Scroll untuk baca artikel
Example floating
Example floating
Example 728x250
FeatureKolom

Haus Validasi

×

Haus Validasi

Sebarkan artikel ini
Example 468x60

Oleh: Muhammad Aufal Fresky*)

Sepertinya saya harus mengakui dan menyatakan dengan seterang-terangnya bahwa memang benar fenomena “haus validasi” sudah menyasar semua kalangan. Bisa jadi, sebagian dari kita sudah terpapar, entah berapa persen kadarnya. Disadari atau tidak, masifnya penggunaan media sosial (medsos), seperti Instagram, Facebook, X, dan semacamnya, juga mendorong kita untuk juga berbondong-bondong menunjukkan diri kepada dunia. Segala hal yang menyangkut pemikiran, prestasi, kendaraan, rumah pribadi, aset, karir, dan bahkan keluarga juga diposting di medsos hanya untuk mendapatkan pengakuan dari orang lain.

Example 300x600

Menampilkan citra diri sebagai sosok yang unik, hebat, istimewa, dan “the best” semacam menjadi kepuasan tersendiri. Padahal, belum tentu juga netizen peduli dengan segala apa yang kita tampilkan. Entah itu berupa teks, gambar, audio, atau video.
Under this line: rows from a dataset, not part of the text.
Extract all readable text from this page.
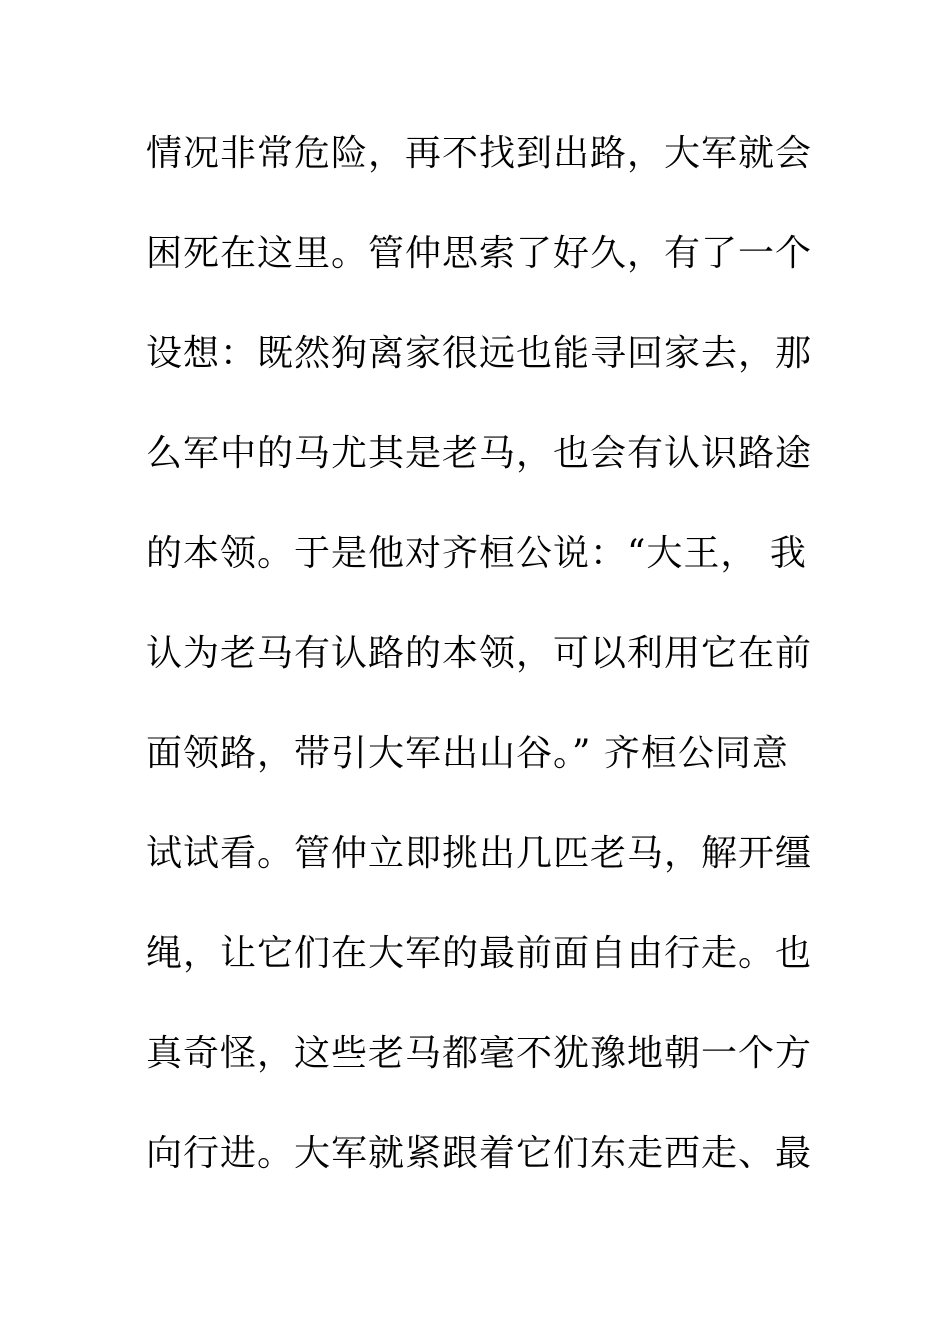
情况非常危险，再不找到出路，大军就会
困死在这里。管仲思索了好久，有了一个
设想：既然狗离家很远也能寻回家去，那
么军中的马尤其是老马，也会有认识路途
的本领。于是他对齐桓公说：“大王， 我
认为老马有认路的本领，可以利用它在前
面领路，带引大军出山谷。” 齐桓公同意
试试看。管仲立即挑出几匹老马，解开缰
绳，让它们在大军的最前面自由行走。也
真奇怪，这些老马都毫不犹豫地朝一个方
向行进。大军就紧跟着它们东走西走、最
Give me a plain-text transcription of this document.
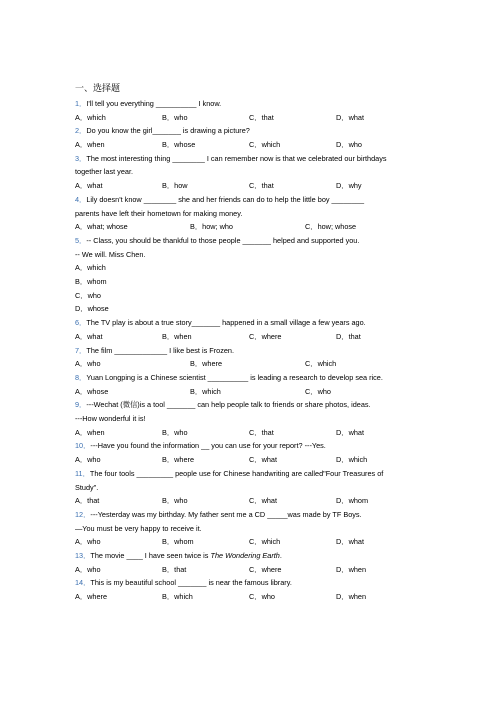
一、选择题
1．I'll tell you everything __________ I know.
A．which	B．who	C．that	D．what
2．Do you know the girl_______ is drawing a picture?
A．when	B．whose	C．which	D．who
3．The most interesting thing ________ I can remember now is that we celebrated our birthdays
together last year.
A．what	B．how	C．that	D．why
4．Lily doesn't know ________ she and her friends can do to help the little boy ________
parents have left their hometown for making money.
A．what; whose	B．how; who	C．how; whose
5．-- Class, you should be thankful to those people _______ helped and supported you.
-- We will. Miss Chen.
A．which
B．whom
C．who
D．whose
6．The TV play is about a true story_______ happened in a small village a few years ago.
A．what	B．when	C．where	D．that
7．The film _____________ I like best is Frozen.
A．who	B．where	C．which
8．Yuan Longping is a Chinese scientist __________ is leading a research to develop sea rice.
A．whose	B．which	C．who
9．---Wechat (微信)is a tool _______ can help people talk to friends or share photos, ideas.
---How wonderful it is!
A．when	B．who	C．that	D．what
10．---Have you found the information __ you can use for your report? ---Yes.
A．who	B．where	C．what	D．which
11．The four tools _________ people use for Chinese handwriting are called"Four Treasures of
Study".
A．that	B．who	C．what	D．whom
12．---Yesterday was my birthday. My father sent me a CD _____was made by TF Boys.
—You must be very happy to receive it.
A．who	B．whom	C．which	D．what
13．The movie ____ I have seen twice is The Wondering Earth.
A．who	B．that	C．where	D．when
14．This is my beautiful school _______ is near the famous library.
A．where	B．which	C．who	D．when
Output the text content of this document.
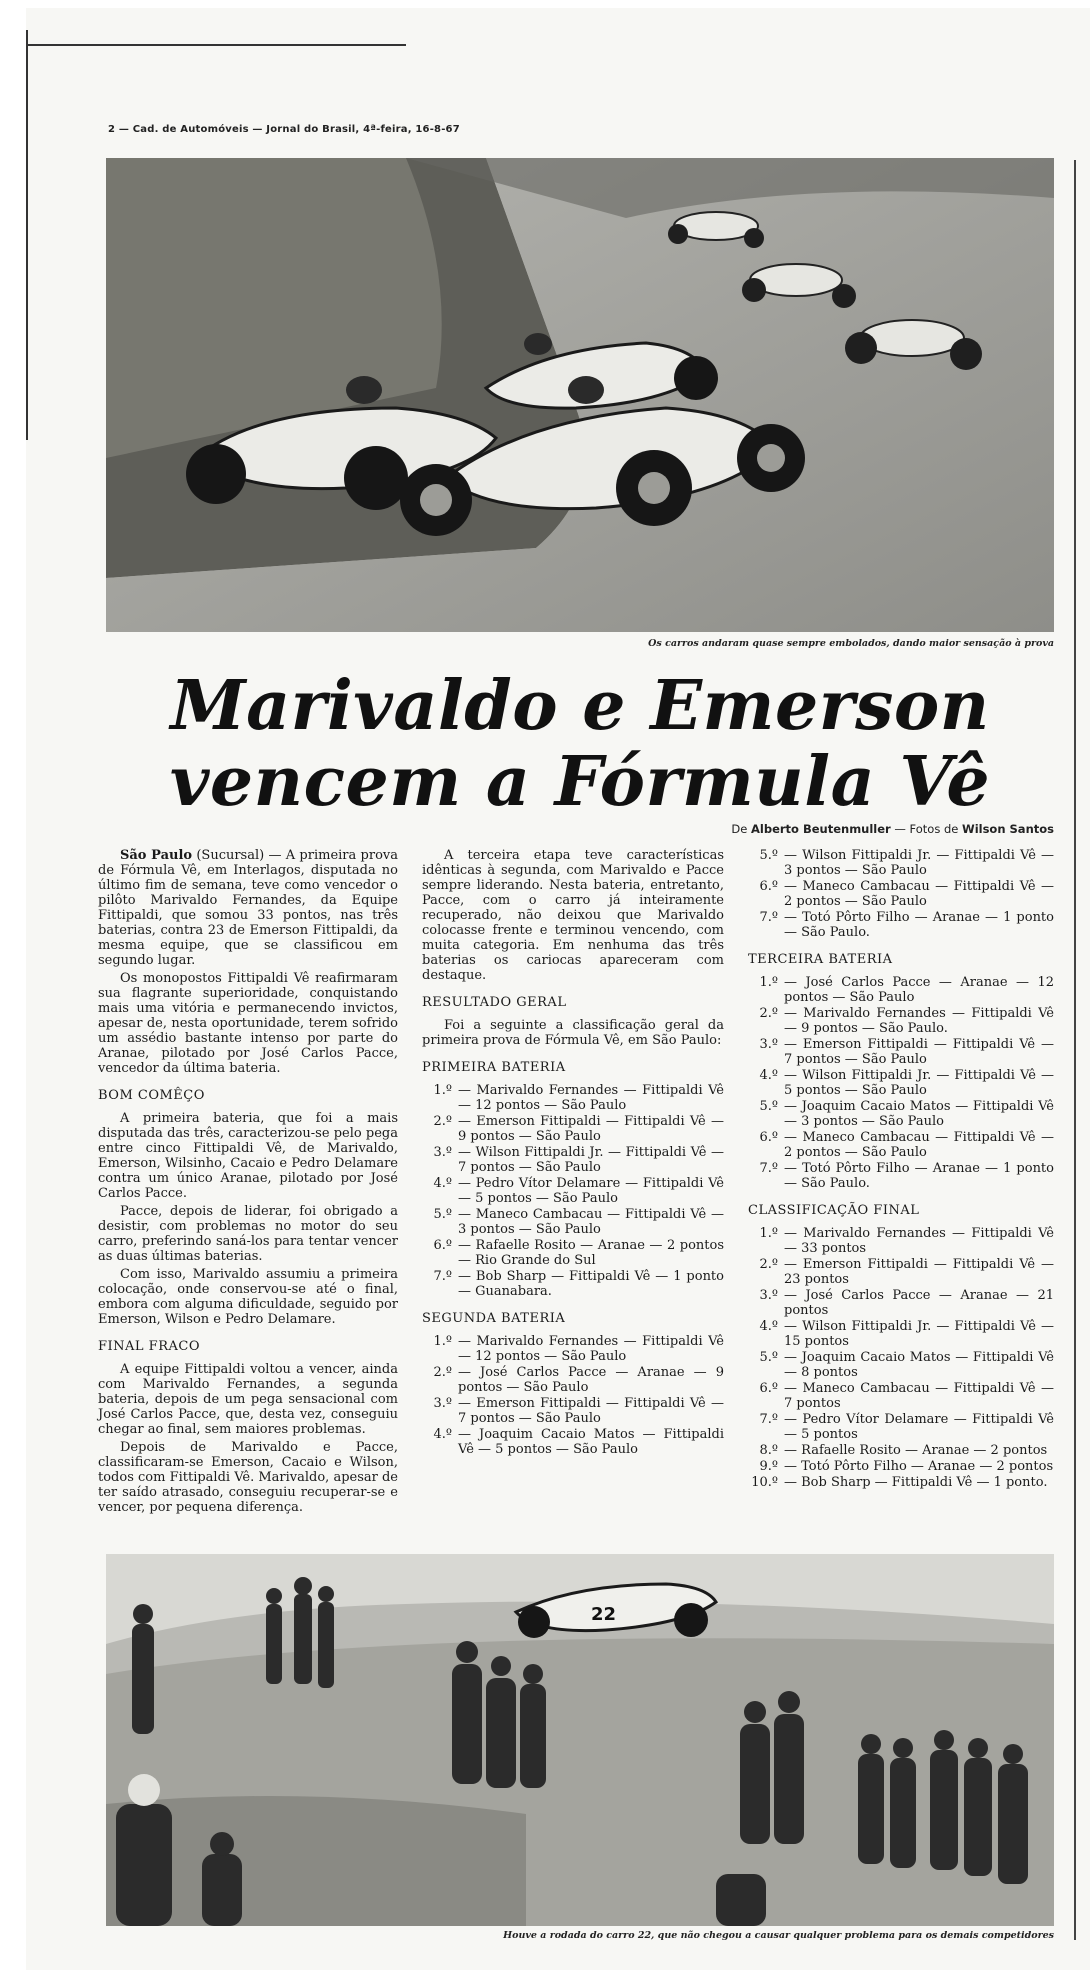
2 — Cad. de Automóveis — Jornal do Brasil, 4ª-feira, 16-8-67
Os carros andaram quase sempre embolados, dando maior sensação à prova
Marivaldo e Emerson
vencem a Fórmula Vê
De Alberto Beutenmuller — Fotos de Wilson Santos

São Paulo (Sucursal) — A primeira prova de Fórmula Vê, em Interlagos, disputada no último fim de semana, teve como vencedor o pilôto Marivaldo Fernandes, da Equipe Fittipaldi, que somou 33 pontos, nas três baterias, contra 23 de Emerson Fittipaldi, da mesma equipe, que se classificou em segundo lugar.

Os monopostos Fittipaldi Vê reafirmaram sua flagrante superioridade, conquistando mais uma vitória e permanecendo invictos, apesar de, nesta oportunidade, terem sofrido um assédio bastante intenso por parte do Aranae, pilotado por José Carlos Pacce, vencedor da última bateria.

BOM COMÊÇO

A primeira bateria, que foi a mais disputada das três, caracterizou-se pelo pega entre cinco Fittipaldi Vê, de Marivaldo, Emerson, Wilsinho, Cacaio e Pedro Delamare contra um único Aranae, pilotado por José Carlos Pacce.

Pacce, depois de liderar, foi obrigado a desistir, com problemas no motor do seu carro, preferindo saná-los para tentar vencer as duas últimas baterias.

Com isso, Marivaldo assumiu a primeira colocação, onde conservou-se até o final, embora com alguma dificuldade, seguido por Emerson, Wilson e Pedro Delamare.

FINAL FRACO

A equipe Fittipaldi voltou a vencer, ainda com Marivaldo Fernandes, a segunda bateria, depois de um pega sensacional com José Carlos Pacce, que, desta vez, conseguiu chegar ao final, sem maiores problemas.

Depois de Marivaldo e Pacce, classificaram-se Emerson, Cacaio e Wilson, todos com Fittipaldi Vê. Marivaldo, apesar de ter saído atrasado, conseguiu recuperar-se e vencer, por pequena diferença.

A terceira etapa teve características idênticas à segunda, com Marivaldo e Pacce sempre liderando. Nesta bateria, entretanto, Pacce, com o carro já inteiramente recuperado, não deixou que Marivaldo colocasse frente e terminou vencendo, com muita categoria. Em nenhuma das três baterias os cariocas apareceram com destaque.

RESULTADO GERAL

Foi a seguinte a classificação geral da primeira prova de Fórmula Vê, em São Paulo:

PRIMEIRA BATERIA
1.º — Marivaldo Fernandes — Fittipaldi Vê — 12 pontos — São Paulo
2.º — Emerson Fittipaldi — Fittipaldi Vê — 9 pontos — São Paulo
3.º — Wilson Fittipaldi Jr. — Fittipaldi Vê — 7 pontos — São Paulo
4.º — Pedro Vítor Delamare — Fittipaldi Vê — 5 pontos — São Paulo
5.º — Maneco Cambacau — Fittipaldi Vê — 3 pontos — São Paulo
6.º — Rafaelle Rosito — Aranae — 2 pontos — Rio Grande do Sul
7.º — Bob Sharp — Fittipaldi Vê — 1 ponto — Guanabara.
SEGUNDA BATERIA
1.º — Marivaldo Fernandes — Fittipaldi Vê — 12 pontos — São Paulo
2.º — José Carlos Pacce — Aranae — 9 pontos — São Paulo
3.º — Emerson Fittipaldi — Fittipaldi Vê — 7 pontos — São Paulo
4.º — Joaquim Cacaio Matos — Fittipaldi Vê — 5 pontos — São Paulo
5.º — Wilson Fittipaldi Jr. — Fittipaldi Vê — 3 pontos — São Paulo
6.º — Maneco Cambacau — Fittipaldi Vê — 2 pontos — São Paulo
7.º — Totó Pôrto Filho — Aranae — 1 ponto — São Paulo.
TERCEIRA BATERIA
1.º — José Carlos Pacce — Aranae — 12 pontos — São Paulo
2.º — Marivaldo Fernandes — Fittipaldi Vê — 9 pontos — São Paulo.
3.º — Emerson Fittipaldi — Fittipaldi Vê — 7 pontos — São Paulo
4.º — Wilson Fittipaldi Jr. — Fittipaldi Vê — 5 pontos — São Paulo
5.º — Joaquim Cacaio Matos — Fittipaldi Vê — 3 pontos — São Paulo
6.º — Maneco Cambacau — Fittipaldi Vê — 2 pontos — São Paulo
7.º — Totó Pôrto Filho — Aranae — 1 ponto — São Paulo.
CLASSIFICAÇÃO FINAL
1.º — Marivaldo Fernandes — Fittipaldi Vê — 33 pontos
2.º — Emerson Fittipaldi — Fittipaldi Vê — 23 pontos
3.º — José Carlos Pacce — Aranae — 21 pontos
4.º — Wilson Fittipaldi Jr. — Fittipaldi Vê — 15 pontos
5.º — Joaquim Cacaio Matos — Fittipaldi Vê — 8 pontos
6.º — Maneco Cambacau — Fittipaldi Vê — 7 pontos
7.º — Pedro Vítor Delamare — Fittipaldi Vê — 5 pontos
8.º — Rafaelle Rosito — Aranae — 2 pontos
9.º — Totó Pôrto Filho — Aranae — 2 pontos
10.º — Bob Sharp — Fittipaldi Vê — 1 ponto.
22
Houve a rodada do carro 22, que não chegou a causar qualquer problema para os demais competidores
Bahkan, bisa jadi menimbulkan iri, dengki, dan kecemburuan sosial bagi yang melihat postingan-postingan kita. Sebab, kita pun tak kuasa untuk mengontrol persepsi orang lain.

Ali bin Abi Thalib, salah satu sahabat Nabi, pernah mengatakan, “Tidak perlu menjelaskan tentang dirimu kepada siapa pun. Karena yang menyukaimu tidak membutuhkan itu. Dan yang membencimu tidak akan mempercayai itu.” Rasa-rasanya, pernyataan beliau menjadi cambukan sekaligus pengingat yang cukup relevan di era digital sekarang. Era di mana, sebagian dari kita berlomba-lomba untuk mendapatkan apresiasi, tepuk tangan, dan sanjungan atas segala pencapaian diri. Sebenarnya sah-sah saja mengisi postingan medsos dengan ragam kegiatan, pencapaian, dan apapun itu. Hanya saja yang patut digarisbawahi adalah ketika kita terus menerus mendambakan like, komen, dan share dari orang lain.

Kadang kita terlalu berharap orang lain akan merespon dan mengacungkan jempol kepada diri ktia. Sebaliknya, ketika harapan itu tidak sesuai kenyataan, kita pun uring-uringan dan merasa kecewa. Seolah-olah semua sedang tidak baik-baik saja. Padahal, itu hanya anggapan kita yang salah kaprah. Perasaan semacam itulah yang patut diwaspadai. Sebab, bukan tidak mungkin. cepat atau lambat, kita akan kehilangan identitas diri. Itu semua terjadi karena kita terlalu menggantungkan gerak langkah hidup kita pada pengakuan dan penialaian orang lain. Konsekuensinya kita bisa terombang-ambing dalam menjalani hidup. Tidak memiliiki arah dan tujuan yang jelas. Sebab, sekali lagi, kita selalu mempertimbangkan apa yang orang lain pikirkan terhadap diri kita. Padahal, belum tentu juga orang-orang peduli.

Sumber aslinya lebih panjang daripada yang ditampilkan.